It’s well documented that Neil Young is an artist who does what he wants, he does it when he wants to do it, and he doesn’t give a flying flip about what anyone else might have to say about it. Yes, these are tendencies which can occasionally give record label executives hives, but they’re also the mannerisms that’ve made him the musician that we all know and that most of us love...and in 1988, it’s also what managed to get one of his videos kicked off MTV.
The video in question was for “This Note’s For You,” the title track for Young’s 16th studio album, and it was helmed by Julien Temple, the director behind such films as The Great Rock ‘n’ Roll Swindle and Absolute Beginners. The premise of the video was written by Charlie Coffey, who also collaborated with Temple that same year on the film Earth Girls Are Easy, and - to put it bluntly - it was designed to take the piss out of the then-recent Michelob commercials done by Steve Winwood, Genesis, and Eric Clapton, just as the title of the song was mocking one of Budweiser’s most famous ad slogans: “This Bud’s for you.”
Why did MTV pull the song from rotation and ban it from airplay? Because it featured a scene involving a Michael Jackson lookalike whose hair caught on fire, and Jackson’s attorneys threatened the network if they continued to play it. Meanwhile, Canadian music channel MuchMusic decided to throw caution to the wind and play the video anyway - possibly because Young qualified as Canadian content, or at least that’s our theory - and saw it turn into a huge hit.
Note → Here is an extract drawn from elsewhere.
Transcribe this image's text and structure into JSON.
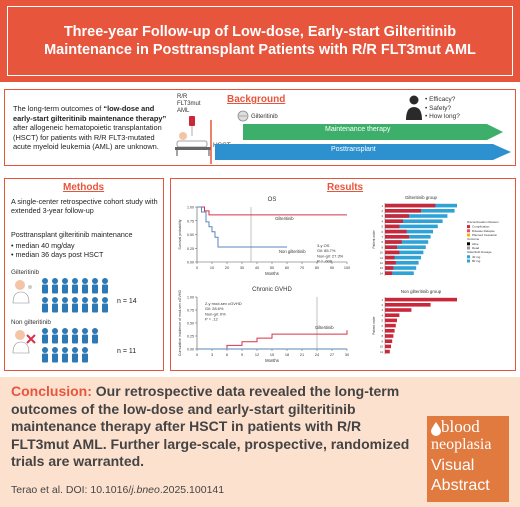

Perhaps unsurprisingly, MTV changed their mind and decided to not only air the video but put it into heavy rotation, ultimately resulting in Young and Temple earning the MTV Video Music Award for Best Video of the Year.
Ah, but wait! There’s a twist ending!
Given the more headline-friendly story about the controversy surrounding the title track, it’s understandable that many people don’t remember a very important fact about the This Note’s for You album, which is that the album’s highest-charting hit was actually its second single.
Yep, it’s true: the track “Ten Men Workin’,” which actually leads off the LP, climbed all the way to No. 6 on Billboard’s rock chart, blowing away the chart performance of “This Note’s for You,” which stalled at No. 19 on that chart and - even with the controversy - never got above No. 80 on the Hot 100.